I think that while many politically conservative critics of the UN rail against its lack of accountability, they also dislike multilateralism more generally because it increases the accountability of the U.S. concerning its international obligations. In other words, accountability is great from the UN but for the U.S. it is undesirable because it makes realpolitik more difficult. (This, by the way, is also why so many militarily weaker states are enthusiastic about international law on topics such as the use of force.)

Consider international courts and tribunals as an example of the tension between accountability and realpolitik. With the possible exception of the International Court of Justice, international tribunals until recently were largely constructed in a manner in which strong states could more easily call weaker states (or their citizens) to account for their actions than vice versa. The Nuremberg and Tokyo Tribunals were constructed by victorious allies. The Yugoslav and Rwandan Tribunals were managed by the international community (mainly the U.S. and E.U. states) and were focused on bad acts by the citizens from the countries that were tearing themselves apart, as opposed to the international troops dispatched into the warzones. On the economic side, the investor-state dispute provisions in bilateral investment treaties (BITs) were mainly used by companies from rich, developed, countries to protect their investments in poorer, developing nations.

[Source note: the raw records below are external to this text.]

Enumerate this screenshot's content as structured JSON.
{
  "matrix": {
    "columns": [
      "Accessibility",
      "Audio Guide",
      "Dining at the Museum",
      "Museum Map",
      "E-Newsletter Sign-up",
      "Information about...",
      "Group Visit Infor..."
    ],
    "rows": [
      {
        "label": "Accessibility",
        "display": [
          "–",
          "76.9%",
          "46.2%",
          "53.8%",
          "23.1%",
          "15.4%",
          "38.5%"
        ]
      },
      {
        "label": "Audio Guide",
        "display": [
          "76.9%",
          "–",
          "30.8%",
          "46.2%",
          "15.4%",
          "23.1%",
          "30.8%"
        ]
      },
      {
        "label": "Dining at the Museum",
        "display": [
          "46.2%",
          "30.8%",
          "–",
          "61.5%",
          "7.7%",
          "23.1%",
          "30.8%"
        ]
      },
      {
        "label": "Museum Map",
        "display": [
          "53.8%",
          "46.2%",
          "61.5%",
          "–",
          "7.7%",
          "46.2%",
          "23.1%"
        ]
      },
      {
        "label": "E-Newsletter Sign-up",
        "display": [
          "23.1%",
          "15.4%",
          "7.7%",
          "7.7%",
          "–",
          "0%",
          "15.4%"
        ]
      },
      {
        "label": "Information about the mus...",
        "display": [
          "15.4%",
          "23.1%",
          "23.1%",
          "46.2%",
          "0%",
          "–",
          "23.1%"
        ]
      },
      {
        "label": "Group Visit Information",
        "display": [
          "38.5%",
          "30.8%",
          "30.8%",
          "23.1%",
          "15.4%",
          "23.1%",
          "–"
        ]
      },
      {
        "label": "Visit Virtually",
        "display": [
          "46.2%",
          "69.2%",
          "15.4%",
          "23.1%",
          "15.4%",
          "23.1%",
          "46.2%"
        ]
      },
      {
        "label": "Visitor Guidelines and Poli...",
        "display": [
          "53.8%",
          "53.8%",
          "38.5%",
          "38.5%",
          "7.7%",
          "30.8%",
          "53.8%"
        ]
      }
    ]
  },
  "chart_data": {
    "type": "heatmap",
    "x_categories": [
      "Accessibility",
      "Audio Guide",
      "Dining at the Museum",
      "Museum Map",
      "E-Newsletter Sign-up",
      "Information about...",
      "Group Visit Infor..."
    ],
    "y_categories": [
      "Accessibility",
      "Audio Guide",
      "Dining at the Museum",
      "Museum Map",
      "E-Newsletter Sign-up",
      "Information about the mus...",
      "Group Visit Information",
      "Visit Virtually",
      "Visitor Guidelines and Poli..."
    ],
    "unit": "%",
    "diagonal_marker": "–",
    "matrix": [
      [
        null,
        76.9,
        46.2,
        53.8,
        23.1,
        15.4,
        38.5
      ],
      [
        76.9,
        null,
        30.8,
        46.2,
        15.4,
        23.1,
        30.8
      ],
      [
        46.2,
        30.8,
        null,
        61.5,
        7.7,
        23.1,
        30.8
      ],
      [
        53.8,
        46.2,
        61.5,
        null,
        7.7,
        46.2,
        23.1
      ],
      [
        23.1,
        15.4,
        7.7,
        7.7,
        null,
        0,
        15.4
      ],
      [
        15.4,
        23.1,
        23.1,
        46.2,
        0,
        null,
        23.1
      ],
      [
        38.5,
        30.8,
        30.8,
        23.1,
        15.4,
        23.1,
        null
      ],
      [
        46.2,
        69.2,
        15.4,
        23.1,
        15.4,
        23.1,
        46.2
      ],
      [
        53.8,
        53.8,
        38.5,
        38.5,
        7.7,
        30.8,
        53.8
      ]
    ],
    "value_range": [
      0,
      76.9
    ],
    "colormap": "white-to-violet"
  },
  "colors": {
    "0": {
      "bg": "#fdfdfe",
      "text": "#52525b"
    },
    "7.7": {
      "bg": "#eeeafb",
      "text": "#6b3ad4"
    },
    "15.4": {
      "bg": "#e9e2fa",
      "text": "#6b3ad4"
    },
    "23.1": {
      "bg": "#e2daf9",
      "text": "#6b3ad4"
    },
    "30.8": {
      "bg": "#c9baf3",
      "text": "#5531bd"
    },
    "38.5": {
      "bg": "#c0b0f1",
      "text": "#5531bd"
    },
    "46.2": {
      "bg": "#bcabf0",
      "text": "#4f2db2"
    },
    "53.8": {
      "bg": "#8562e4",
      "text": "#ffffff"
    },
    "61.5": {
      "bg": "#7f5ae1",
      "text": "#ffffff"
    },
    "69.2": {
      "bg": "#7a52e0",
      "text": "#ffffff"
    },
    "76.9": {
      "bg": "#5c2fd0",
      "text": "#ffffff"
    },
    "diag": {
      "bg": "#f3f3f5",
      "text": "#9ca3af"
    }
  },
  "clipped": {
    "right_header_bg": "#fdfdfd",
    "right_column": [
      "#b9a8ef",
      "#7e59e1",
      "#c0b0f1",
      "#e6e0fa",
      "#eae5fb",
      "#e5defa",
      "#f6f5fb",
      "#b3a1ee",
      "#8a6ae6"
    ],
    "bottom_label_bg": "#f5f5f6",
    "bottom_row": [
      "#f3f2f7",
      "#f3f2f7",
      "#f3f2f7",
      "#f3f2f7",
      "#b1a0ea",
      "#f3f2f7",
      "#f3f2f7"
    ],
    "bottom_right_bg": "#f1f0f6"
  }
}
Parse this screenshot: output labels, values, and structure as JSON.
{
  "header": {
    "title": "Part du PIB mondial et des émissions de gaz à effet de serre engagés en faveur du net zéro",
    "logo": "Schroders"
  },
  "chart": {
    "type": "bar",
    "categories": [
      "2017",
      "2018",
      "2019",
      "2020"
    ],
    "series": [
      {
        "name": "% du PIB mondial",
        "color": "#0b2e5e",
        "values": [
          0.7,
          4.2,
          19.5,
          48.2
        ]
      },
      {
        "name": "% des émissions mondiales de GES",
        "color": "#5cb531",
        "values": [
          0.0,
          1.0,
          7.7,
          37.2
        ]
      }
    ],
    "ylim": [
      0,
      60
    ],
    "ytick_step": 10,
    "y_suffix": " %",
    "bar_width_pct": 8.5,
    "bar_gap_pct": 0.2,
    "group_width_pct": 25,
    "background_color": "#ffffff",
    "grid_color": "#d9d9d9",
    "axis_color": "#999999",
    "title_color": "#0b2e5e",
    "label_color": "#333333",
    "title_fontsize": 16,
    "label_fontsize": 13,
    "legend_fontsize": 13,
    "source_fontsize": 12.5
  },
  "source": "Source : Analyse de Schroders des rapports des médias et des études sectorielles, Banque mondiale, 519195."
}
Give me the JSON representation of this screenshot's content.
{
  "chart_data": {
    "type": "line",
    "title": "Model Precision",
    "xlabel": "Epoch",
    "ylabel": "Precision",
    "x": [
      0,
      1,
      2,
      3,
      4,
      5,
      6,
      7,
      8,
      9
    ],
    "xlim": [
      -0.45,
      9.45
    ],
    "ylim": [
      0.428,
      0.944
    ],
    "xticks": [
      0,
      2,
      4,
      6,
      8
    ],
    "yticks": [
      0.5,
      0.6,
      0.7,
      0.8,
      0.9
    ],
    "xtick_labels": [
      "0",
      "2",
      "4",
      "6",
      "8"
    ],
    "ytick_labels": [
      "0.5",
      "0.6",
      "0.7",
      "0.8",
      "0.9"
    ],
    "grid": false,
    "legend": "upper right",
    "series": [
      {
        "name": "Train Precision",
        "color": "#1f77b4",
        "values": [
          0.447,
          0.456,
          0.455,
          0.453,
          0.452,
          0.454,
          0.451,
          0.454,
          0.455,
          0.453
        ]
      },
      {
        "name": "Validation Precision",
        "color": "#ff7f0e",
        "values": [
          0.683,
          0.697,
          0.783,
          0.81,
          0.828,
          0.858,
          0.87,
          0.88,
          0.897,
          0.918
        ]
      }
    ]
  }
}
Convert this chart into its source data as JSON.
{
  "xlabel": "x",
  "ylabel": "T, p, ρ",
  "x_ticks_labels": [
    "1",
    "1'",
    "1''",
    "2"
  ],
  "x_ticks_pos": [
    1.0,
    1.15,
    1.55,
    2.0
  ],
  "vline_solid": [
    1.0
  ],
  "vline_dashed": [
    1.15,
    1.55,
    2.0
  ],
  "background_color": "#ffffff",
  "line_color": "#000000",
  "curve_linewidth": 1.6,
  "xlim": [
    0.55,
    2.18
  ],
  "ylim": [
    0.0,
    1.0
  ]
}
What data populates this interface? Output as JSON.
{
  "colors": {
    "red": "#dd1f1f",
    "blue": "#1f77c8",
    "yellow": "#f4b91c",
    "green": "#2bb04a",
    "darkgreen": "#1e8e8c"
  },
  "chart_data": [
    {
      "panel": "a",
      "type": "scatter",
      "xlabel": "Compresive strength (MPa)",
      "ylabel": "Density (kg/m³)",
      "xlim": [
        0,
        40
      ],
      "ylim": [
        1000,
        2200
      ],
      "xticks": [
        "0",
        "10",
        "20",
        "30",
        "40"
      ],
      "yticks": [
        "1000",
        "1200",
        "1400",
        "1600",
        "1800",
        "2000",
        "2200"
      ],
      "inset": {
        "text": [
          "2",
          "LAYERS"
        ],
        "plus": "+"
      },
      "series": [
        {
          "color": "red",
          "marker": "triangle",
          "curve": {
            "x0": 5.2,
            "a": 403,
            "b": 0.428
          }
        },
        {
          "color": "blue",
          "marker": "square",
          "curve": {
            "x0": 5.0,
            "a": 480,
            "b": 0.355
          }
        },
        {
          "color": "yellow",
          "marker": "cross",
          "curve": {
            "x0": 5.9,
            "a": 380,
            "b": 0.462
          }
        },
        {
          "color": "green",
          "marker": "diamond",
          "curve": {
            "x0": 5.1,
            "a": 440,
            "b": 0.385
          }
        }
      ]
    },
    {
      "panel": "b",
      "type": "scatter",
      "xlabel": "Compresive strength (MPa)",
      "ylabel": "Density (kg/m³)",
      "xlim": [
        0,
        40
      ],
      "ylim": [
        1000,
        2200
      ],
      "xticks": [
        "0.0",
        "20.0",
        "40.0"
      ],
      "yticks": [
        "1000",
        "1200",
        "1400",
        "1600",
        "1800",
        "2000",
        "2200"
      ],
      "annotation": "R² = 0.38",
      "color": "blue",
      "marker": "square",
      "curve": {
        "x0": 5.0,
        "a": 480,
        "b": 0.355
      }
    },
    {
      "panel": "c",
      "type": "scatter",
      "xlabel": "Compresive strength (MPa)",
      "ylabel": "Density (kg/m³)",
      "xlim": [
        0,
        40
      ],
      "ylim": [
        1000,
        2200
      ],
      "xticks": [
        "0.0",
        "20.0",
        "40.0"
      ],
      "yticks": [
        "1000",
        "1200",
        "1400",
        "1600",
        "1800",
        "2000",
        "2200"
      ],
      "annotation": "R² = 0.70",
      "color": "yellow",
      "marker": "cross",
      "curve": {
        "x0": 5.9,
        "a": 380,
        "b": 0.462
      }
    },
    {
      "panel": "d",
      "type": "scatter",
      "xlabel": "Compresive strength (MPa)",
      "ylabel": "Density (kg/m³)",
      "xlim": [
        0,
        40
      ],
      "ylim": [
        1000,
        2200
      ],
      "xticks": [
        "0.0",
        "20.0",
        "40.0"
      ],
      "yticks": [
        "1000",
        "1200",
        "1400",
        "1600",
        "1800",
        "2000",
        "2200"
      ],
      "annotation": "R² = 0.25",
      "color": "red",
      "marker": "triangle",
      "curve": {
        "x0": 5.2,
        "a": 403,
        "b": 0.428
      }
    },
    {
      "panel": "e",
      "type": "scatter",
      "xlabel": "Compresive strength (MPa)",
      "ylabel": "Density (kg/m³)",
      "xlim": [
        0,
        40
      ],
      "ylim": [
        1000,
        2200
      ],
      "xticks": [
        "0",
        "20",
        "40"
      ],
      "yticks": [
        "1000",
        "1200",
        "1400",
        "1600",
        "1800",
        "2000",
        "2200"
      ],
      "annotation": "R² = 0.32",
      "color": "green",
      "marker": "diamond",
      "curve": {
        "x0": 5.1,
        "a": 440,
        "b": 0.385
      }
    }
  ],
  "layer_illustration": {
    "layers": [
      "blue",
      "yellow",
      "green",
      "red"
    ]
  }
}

But recently, new courts and tribunals have increasingly brought rich nations to account. NAFTA Chapter 11, for example, includes a dispute resolution procedure similar to most BITs, but now our co-signatories are Canada and Mexico. There is significant investment by Canadian and, to a lesser extent, Mexican companies into the U.S. Now the U.S. has found itself on the defensive on issues ranging from the regulation of gasoline additives to government procurement rules. All of a sudden, investor-state dispute resolution, a regime that the U.S. has pursued for 30 years, doesn’t seem like such a great idea in the eyes of many commentators.

Similarly, the International Criminal Court is built upon the same normative foundations as the Nuremberg, Rwanda, and Yugoslav tribunals. The ICC as an institution does have problems that should cause the U.S. concern, but the criticism I have seen most often is a fear of an independent prosecutor that could be politicized and hamper U.S. troops. The solution many such critics suggest is that the Security Council must ratify any indictment, thus leaving any potential indictment open to the veto of one of the permanent members of the Security Council, effectively immunizing them. More importantly, no solution short of this seems to satisfy such critics. It would be a triumph of realpolitik over accountability.

Here is my concern: some are using accountability as a sword to attack the UN because of its lack of accountability while at the same time shunning international institutions because they could call for U.S. accountability. Nobody says you have to be logically consistent, but the implications of such a stance are not good for the role of law in international affairs, let alone the rule of law.